There has been a guideline that is in use by a number of different shooters that serves as a quantitative means of predicting barrel life. I will point out that the final number is an index, and double the index does not mean double the life....
Take the case capacity of a given catridge in grains of H20 and divide it by the surface area of the case mouth... SInce you used the 6-284 as an example, I'll compare it to the 6.5-284 anf the plian old 284.
284 Win: Case capacity = 66 gr. of H20 divided Case mouth area in sq. inches = 0.063345206
Overbore Inex is 1042
6.5-284 Case Cpacity 66 gr / case mouth area
Overbore Index -= 1205
6-284 = Overbore index of 1423!
To put this in perspective, a 308 winchester has an accurate life of roughly 7000 rounds and has an overbore index of 751
The 6BR is good for 2500 with an OBI of 815
The 6.5-284 is good for up to 1000 rounds with an OBI of 1205, so the 6-284 is ridicullously overbore and wqith an OBI of 1400+ is good for less than 700 rounds of ACCURATE life.

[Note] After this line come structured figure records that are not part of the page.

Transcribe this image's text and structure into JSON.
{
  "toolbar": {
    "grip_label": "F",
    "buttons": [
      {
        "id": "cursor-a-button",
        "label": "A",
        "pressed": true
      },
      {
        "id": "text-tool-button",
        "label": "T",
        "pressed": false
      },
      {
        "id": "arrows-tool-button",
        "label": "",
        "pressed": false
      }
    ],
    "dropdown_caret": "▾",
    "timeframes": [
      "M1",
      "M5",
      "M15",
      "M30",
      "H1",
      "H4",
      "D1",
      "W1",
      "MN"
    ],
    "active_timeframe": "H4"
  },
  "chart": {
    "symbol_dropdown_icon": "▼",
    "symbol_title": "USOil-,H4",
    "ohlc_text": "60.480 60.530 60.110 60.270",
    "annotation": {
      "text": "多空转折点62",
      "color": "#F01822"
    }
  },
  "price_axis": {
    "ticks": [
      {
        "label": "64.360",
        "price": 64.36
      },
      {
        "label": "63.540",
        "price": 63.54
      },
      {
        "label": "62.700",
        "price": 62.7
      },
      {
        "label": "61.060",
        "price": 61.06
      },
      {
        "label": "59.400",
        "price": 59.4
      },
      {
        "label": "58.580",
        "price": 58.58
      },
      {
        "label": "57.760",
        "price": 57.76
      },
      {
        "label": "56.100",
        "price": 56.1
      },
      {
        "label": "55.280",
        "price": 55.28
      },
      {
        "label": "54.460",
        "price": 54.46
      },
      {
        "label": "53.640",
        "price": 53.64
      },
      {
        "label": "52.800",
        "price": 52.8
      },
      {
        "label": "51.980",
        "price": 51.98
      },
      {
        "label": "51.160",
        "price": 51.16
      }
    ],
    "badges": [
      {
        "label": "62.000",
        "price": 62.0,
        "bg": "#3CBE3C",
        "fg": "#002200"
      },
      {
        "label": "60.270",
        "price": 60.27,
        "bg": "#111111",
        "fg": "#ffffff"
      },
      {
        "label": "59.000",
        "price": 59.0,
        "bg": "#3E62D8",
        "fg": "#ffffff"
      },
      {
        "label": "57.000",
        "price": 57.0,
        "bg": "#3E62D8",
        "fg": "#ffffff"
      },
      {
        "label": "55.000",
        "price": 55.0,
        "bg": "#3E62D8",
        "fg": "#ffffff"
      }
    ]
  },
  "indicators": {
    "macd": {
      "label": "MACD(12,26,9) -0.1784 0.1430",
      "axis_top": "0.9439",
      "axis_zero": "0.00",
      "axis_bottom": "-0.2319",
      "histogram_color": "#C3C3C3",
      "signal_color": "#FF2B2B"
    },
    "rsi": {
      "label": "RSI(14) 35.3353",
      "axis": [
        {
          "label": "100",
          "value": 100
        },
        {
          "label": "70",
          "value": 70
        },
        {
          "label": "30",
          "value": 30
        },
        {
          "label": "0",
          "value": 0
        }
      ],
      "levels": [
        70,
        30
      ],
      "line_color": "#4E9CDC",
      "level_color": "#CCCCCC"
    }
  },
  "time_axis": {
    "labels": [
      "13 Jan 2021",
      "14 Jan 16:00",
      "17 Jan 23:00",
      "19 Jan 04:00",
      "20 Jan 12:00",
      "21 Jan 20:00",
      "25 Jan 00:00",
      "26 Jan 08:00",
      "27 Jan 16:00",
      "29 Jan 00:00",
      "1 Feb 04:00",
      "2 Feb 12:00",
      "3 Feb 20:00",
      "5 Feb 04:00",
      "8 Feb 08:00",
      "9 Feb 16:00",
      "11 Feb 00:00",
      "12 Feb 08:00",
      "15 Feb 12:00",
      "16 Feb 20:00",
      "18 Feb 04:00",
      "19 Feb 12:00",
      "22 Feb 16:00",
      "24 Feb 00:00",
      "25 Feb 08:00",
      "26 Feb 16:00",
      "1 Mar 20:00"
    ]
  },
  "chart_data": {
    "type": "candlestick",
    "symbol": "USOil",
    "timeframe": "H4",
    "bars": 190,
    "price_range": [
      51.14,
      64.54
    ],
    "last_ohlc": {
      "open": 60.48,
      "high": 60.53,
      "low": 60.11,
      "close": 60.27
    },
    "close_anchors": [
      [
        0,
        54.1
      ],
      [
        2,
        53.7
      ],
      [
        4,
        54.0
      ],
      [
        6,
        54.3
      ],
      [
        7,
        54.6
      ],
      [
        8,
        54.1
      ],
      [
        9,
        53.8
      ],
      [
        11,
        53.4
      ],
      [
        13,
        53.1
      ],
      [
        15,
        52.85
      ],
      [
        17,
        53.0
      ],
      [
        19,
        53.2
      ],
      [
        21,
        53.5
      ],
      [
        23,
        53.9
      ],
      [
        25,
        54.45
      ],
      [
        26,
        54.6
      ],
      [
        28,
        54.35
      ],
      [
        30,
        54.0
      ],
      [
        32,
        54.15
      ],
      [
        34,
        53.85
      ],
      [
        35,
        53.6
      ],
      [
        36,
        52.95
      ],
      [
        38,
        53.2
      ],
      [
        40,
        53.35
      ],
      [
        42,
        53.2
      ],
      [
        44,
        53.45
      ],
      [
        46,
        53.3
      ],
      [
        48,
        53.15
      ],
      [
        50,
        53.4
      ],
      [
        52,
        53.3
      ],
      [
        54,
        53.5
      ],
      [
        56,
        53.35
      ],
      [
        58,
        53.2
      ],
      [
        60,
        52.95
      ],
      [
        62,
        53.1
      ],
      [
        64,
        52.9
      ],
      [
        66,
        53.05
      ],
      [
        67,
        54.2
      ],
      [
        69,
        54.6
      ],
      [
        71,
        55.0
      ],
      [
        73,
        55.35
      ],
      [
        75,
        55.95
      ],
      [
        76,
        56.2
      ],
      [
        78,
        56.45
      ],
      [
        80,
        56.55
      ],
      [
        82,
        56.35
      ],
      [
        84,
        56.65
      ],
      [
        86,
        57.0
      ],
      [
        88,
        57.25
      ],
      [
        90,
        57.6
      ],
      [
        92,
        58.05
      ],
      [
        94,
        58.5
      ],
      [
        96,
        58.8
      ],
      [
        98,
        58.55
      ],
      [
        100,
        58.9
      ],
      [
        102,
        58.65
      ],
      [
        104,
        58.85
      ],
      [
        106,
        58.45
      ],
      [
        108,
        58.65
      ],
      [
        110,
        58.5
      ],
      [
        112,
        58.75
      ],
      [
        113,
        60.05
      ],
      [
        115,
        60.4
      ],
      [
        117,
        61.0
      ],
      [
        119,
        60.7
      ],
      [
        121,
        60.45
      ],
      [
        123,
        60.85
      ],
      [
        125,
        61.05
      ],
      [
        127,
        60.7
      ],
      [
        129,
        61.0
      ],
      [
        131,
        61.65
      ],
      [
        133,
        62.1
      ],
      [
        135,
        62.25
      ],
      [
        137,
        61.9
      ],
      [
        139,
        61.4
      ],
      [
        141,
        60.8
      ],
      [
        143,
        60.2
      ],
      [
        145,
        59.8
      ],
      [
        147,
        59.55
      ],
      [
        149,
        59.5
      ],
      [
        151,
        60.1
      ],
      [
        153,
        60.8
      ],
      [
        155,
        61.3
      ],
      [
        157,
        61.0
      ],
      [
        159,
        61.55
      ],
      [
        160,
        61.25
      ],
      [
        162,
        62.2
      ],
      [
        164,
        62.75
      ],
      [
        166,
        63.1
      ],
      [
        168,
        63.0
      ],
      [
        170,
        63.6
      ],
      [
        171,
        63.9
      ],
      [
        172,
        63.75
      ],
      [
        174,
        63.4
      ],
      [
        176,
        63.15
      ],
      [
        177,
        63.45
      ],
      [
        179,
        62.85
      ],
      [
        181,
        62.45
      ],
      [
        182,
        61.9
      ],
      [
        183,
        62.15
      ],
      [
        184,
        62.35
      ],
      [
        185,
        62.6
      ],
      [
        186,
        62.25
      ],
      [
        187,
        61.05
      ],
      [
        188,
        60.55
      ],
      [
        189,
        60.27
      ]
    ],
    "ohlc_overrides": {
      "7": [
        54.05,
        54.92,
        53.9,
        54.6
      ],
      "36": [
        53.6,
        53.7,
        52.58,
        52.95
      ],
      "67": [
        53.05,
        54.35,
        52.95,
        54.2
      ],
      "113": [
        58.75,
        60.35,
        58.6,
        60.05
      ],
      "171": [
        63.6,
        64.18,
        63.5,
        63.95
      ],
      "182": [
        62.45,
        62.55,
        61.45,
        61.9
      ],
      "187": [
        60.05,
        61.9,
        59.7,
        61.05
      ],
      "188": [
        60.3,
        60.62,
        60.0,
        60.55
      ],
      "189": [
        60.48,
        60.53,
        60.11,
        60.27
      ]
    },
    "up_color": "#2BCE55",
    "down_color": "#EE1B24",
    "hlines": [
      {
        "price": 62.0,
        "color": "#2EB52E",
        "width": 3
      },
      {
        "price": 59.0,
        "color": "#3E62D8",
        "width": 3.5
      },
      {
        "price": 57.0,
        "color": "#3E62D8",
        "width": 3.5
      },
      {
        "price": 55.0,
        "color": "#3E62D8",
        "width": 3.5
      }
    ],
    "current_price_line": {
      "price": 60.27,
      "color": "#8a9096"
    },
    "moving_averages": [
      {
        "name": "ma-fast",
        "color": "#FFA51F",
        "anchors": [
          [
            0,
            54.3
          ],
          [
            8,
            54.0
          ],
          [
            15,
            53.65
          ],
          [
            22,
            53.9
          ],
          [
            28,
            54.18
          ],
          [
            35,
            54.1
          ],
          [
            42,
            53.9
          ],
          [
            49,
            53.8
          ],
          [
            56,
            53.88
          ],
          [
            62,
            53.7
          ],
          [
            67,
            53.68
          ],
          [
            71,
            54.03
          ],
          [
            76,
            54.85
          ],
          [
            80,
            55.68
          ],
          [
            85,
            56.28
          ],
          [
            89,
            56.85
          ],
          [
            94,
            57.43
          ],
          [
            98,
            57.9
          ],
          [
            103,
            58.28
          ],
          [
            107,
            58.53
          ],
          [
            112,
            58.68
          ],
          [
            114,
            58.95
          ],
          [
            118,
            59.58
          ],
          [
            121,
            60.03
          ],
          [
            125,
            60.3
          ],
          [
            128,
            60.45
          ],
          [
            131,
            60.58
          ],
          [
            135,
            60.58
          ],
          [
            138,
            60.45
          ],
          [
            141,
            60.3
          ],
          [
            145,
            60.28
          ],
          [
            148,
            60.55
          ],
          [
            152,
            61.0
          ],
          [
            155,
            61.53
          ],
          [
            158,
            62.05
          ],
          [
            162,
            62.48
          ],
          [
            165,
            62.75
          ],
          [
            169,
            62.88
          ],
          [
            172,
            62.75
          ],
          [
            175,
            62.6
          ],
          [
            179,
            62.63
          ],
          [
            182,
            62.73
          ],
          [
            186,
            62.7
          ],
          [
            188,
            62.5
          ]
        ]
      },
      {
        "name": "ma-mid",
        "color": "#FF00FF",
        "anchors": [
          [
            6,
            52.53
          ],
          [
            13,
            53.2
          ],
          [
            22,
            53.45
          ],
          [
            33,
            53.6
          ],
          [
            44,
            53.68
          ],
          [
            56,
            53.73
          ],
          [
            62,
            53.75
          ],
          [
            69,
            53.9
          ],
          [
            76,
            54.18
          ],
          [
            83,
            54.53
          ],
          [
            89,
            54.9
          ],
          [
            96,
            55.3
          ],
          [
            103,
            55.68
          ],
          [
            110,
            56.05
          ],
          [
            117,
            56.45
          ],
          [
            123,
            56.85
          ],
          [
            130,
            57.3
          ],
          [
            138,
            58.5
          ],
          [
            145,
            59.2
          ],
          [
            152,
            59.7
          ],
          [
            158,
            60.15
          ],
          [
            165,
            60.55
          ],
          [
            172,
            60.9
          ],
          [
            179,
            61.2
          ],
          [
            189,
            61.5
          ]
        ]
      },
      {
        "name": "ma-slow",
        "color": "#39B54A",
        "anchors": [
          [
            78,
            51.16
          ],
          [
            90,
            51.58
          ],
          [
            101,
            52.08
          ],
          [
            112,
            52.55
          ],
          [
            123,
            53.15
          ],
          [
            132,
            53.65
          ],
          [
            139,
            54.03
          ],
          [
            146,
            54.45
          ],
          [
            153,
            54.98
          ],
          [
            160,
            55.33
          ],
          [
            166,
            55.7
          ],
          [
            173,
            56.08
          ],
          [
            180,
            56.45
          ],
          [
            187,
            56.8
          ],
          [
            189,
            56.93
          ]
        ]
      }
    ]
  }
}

I have to say, the good old workhorse 260 is a pretty darned good cartridge if you hafta have a 6.5. ~2000 rounds of barrel life, the 140 Berger has a phenomenal ballistic coefficient, and you can easily get them up to 2850 with the right load. It (a 260) won the BC Provincials, the Lt. Governor's prize, came 2nd in the Western Canada F-Class Championships, and at our last match, a fellow shooting one for only the second time in his life shooting a centerfire rifle came in 4th out of 19 shooters (and even beat Mystic!

)
Bigger is not always better, particularly for barrel life.